Des Problems mit der
geringen Wasserführung nimmt sich der WBV durch die Reaktivierung einer Wasserüberleitung am Gnevsdorfer Vorfluter an. „Bereits zu DDR-Zeiten wurde hier Wasser über den Deich in Richtung Karthaneeinzugsgebiet gefördert, um Wassermangel, vorrangig in der Landwirtschaft, auszugleichen“, erklärt Schröder. Mit einer Schneckenpumpe sollen hier künftig 200 bis 300 Liter Wasser pro Sekunde aus der Havel ins Karthanegebiet gefördert und dem Fluss über Kanäle zugeleitet werden. „Wie damals wird die Landwirtschaft profitieren, zugleich können wir den Wasserstand in der Karthane stabilisieren“, so Schröder. Zudem werde geprüft, ob sich ein Betrieb der Pumpe über Solarstrom realisieren lasse, um Kosten und Emissionen zu sparen.

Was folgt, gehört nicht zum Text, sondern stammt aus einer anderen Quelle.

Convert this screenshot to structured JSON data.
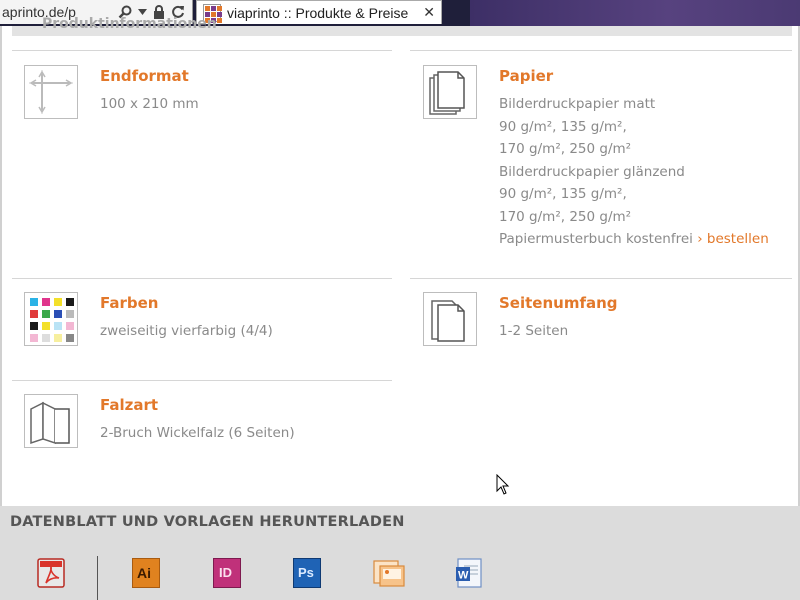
{
  "browser": {
    "address_text": "aprinto.de/p",
    "tab_title": "viaprinto :: Produkte & Preise",
    "tab_close": "✕"
  },
  "section_header": "Produktinformationen",
  "items": [
    {
      "label": "Endformat",
      "desc": [
        "100 x 210 mm"
      ],
      "icon": "format-dimensions-icon"
    },
    {
      "label": "Papier",
      "desc": [
        "Bilderdruckpapier matt",
        "90 g/m², 135 g/m²,",
        "170 g/m², 250 g/m²",
        "Bilderdruckpapier glänzend",
        "90 g/m², 135 g/m²,",
        "170 g/m², 250 g/m²"
      ],
      "swatch_book_text": "Papiermusterbuch kostenfrei",
      "order_link": "› bestellen",
      "icon": "paper-stack-icon"
    },
    {
      "label": "Farben",
      "desc": [
        "zweiseitig vierfarbig (4/4)"
      ],
      "icon": "color-grid-icon"
    },
    {
      "label": "Seitenumfang",
      "desc": [
        "1-2 Seiten"
      ],
      "icon": "pages-icon"
    },
    {
      "label": "Falzart",
      "desc": [
        "2-Bruch Wickelfalz (6 Seiten)"
      ],
      "icon": "fold-icon"
    }
  ],
  "download": {
    "title": "DATENBLATT UND VORLAGEN HERUNTERLADEN",
    "files": [
      {
        "name": "pdf",
        "glyph": "",
        "color": "#d9342b"
      },
      {
        "name": "illustrator",
        "glyph": "Ai",
        "color": "#e0821f"
      },
      {
        "name": "indesign",
        "glyph": "ID",
        "color": "#c0317a"
      },
      {
        "name": "photoshop",
        "glyph": "Ps",
        "color": "#1f63b5"
      },
      {
        "name": "image",
        "glyph": "",
        "color": "#f0a24c"
      },
      {
        "name": "word",
        "glyph": "W",
        "color": "#2a5db0"
      }
    ]
  },
  "colors": {
    "accent": "#e2782a",
    "text": "#8a8a8a"
  }
}
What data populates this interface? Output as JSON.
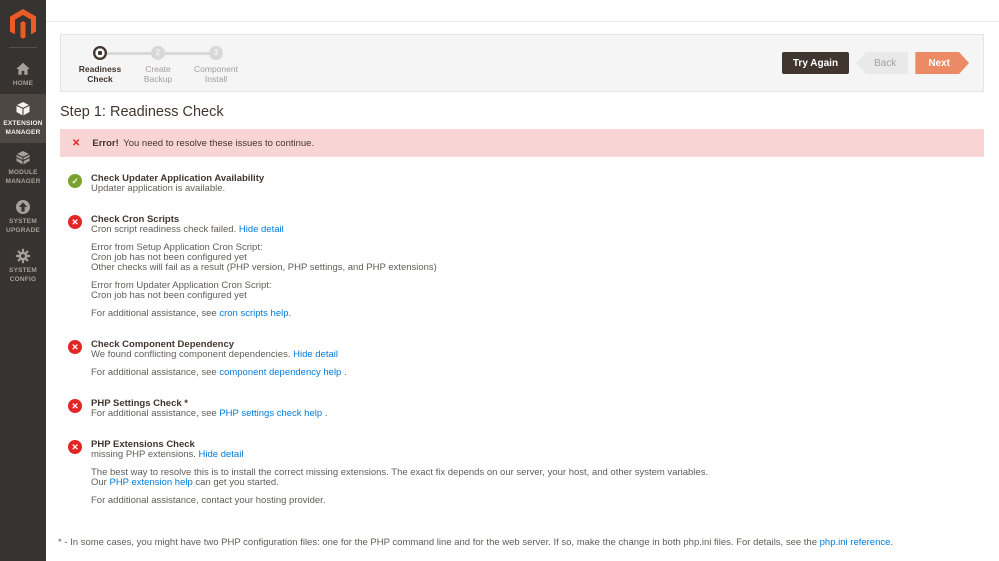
{
  "colors": {
    "sidebar_dark": "#373330",
    "sidebar_active": "#4e4742",
    "logo_orange": "#ea5b26",
    "accent_next_orange": "#eb8a64",
    "button_dark": "#41362f",
    "success_green": "#79a22e",
    "error_red": "#e22626",
    "banner_pink": "#f9d4d4",
    "link_blue": "#007bdb"
  },
  "icons": {
    "check": "✓",
    "cross": "✕"
  },
  "sidebar": {
    "items": [
      {
        "label": "HOME"
      },
      {
        "label": "EXTENSION MANAGER"
      },
      {
        "label": "MODULE MANAGER"
      },
      {
        "label": "SYSTEM UPGRADE"
      },
      {
        "label": "SYSTEM CONFIG"
      }
    ]
  },
  "stepper": {
    "steps": [
      {
        "label": "Readiness Check",
        "number": ""
      },
      {
        "label": "Create Backup",
        "number": "2"
      },
      {
        "label": "Component Install",
        "number": "3"
      }
    ]
  },
  "toolbar": {
    "try_again_label": "Try Again",
    "back_label": "Back",
    "next_label": "Next"
  },
  "page": {
    "title": "Step 1: Readiness Check"
  },
  "error_banner": {
    "prefix": "Error!",
    "message": " You need to resolve these issues to continue."
  },
  "checks": {
    "updater": {
      "title": "Check Updater Application Availability",
      "description": "Updater application is available."
    },
    "cron": {
      "title": "Check Cron Scripts",
      "status": "Cron script readiness check failed. ",
      "detail_link": "Hide detail",
      "detail_line1": "Error from Setup Application Cron Script:",
      "detail_line2": "Cron job has not been configured yet",
      "detail_line3": "Other checks will fail as a result (PHP version, PHP settings, and PHP extensions)",
      "detail_line4": "Error from Updater Application Cron Script:",
      "detail_line5": "Cron job has not been configured yet",
      "assist_prefix": "For additional assistance, see ",
      "assist_link": "cron scripts help",
      "assist_suffix": "."
    },
    "dependency": {
      "title": "Check Component Dependency",
      "status": "We found conflicting component dependencies. ",
      "detail_link": "Hide detail",
      "assist_prefix": "For additional assistance, see ",
      "assist_link": "component dependency help",
      "assist_suffix": " ."
    },
    "php_settings": {
      "title": "PHP Settings Check *",
      "assist_prefix": "For additional assistance, see ",
      "assist_link": "PHP settings check help",
      "assist_suffix": " ."
    },
    "php_extensions": {
      "title": "PHP Extensions Check",
      "status": "missing PHP extensions. ",
      "detail_link": "Hide detail",
      "resolve_text": "The best way to resolve this is to install the correct missing extensions. The exact fix depends on our server, your host, and other system variables.",
      "help_prefix": "Our ",
      "help_link": "PHP extension help",
      "help_suffix": " can get you started.",
      "assist_text": "For additional assistance, contact your hosting provider."
    }
  },
  "footnote": {
    "text_before": "* - In some cases, you might have two PHP configuration files: one for the PHP command line and for the web server. If so, make the change in both php.ini files. For details, see the ",
    "link": "php.ini reference",
    "text_after": "."
  }
}
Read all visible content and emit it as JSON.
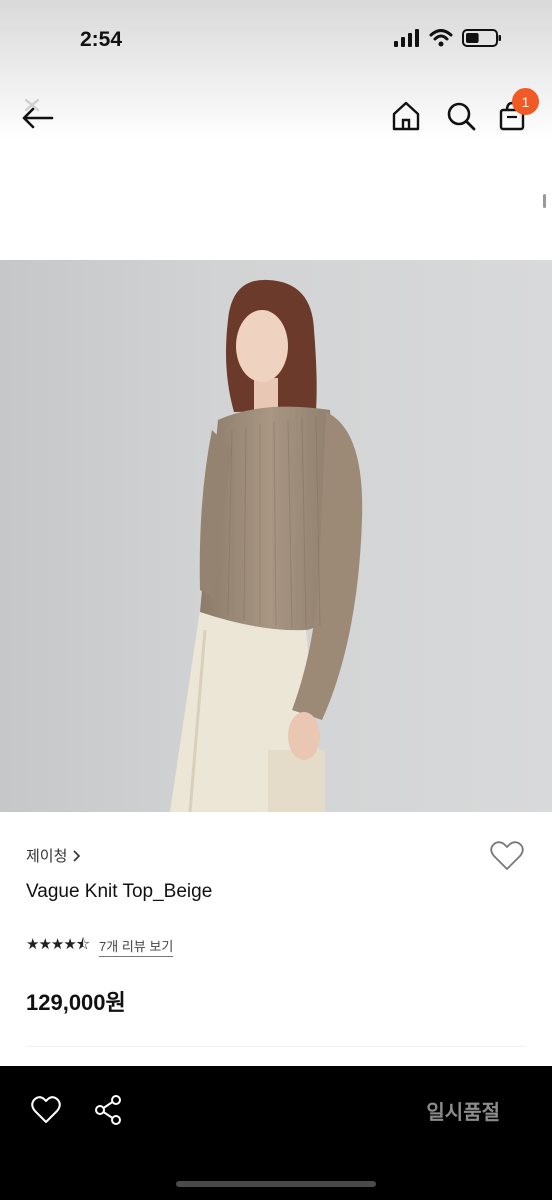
{
  "status_bar": {
    "time": "2:54",
    "icons": [
      "signal-icon",
      "wifi-icon",
      "battery-icon"
    ],
    "battery_level": 0.45
  },
  "top_nav": {
    "icons": [
      "back-arrow-icon",
      "home-icon",
      "search-icon",
      "cart-icon"
    ],
    "cart_count": "1",
    "badge_color": "#f15a24"
  },
  "product": {
    "brand": "제이청",
    "name": "Vague Knit Top_Beige",
    "rating_value": 4.5,
    "rating_max": 5,
    "review_link": "7개 리뷰 보기",
    "price": "129,000원"
  },
  "bottom_bar": {
    "icons": [
      "heart-outline-icon",
      "share-icon"
    ],
    "action_label": "일시품절"
  }
}
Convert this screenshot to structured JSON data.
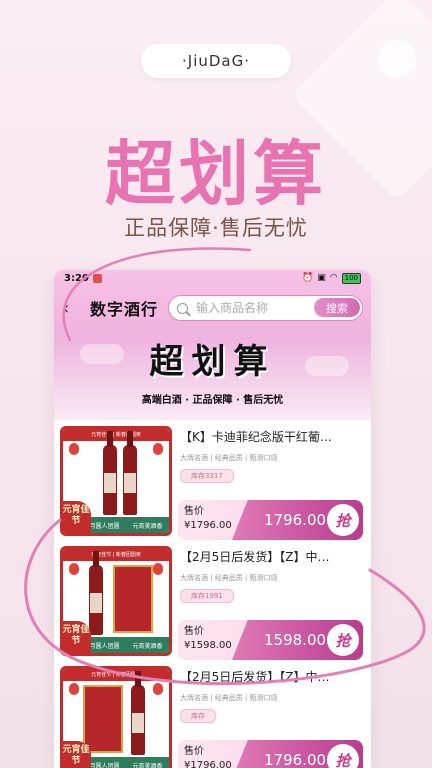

Freie Bahn für Lachs und Meerforelle


Pro Vorhaben rechnet der WBV mit rund 400 000 Euro Kosten für die Bauleistungen, die zum größten Teil in Eigenregie mit Fördermitteln von Land, Bund und EU realisiert werden. Alle Unterlagen seien eingereicht, nun müsse man auf die Förderbescheide warten.

Vor allem auf die Fauna der Karthane dürften sich die Maßnahmen positiv auswirken. „Perspektivisch soll damit der Aufstieg von Salmoniden wie Lachs und Meerforelle möglich werden“, sagt Frank Giese von der unteren Naturschutzbehörde der Kreisverwaltung. Das Wehr am Forsthaus sei derzeit das letzte große Hindernis im Flusslauf selbst – abgesehen vom Schöpfwerk bei Garsedow. „Dort entsteht im Zuge der Baumaßnahmen eine große Fischaufstiegsanlage, so dass der Weg aus der Elbe in Richtung Karthane frei wird.“ Weitere Tierarten, die profitieren, seien der Bitterling und die Flussmuschel.

„Es geht vor allem um die im Wasser lebenden Arten, neben Fischen auch Kleinstlebewesen, denn für die ist ein solches Wehr ein unüberwindbares Hindernis“, sagt Giese. Bieber und Otter würden es hingegen einfach auf dem Landweg passieren.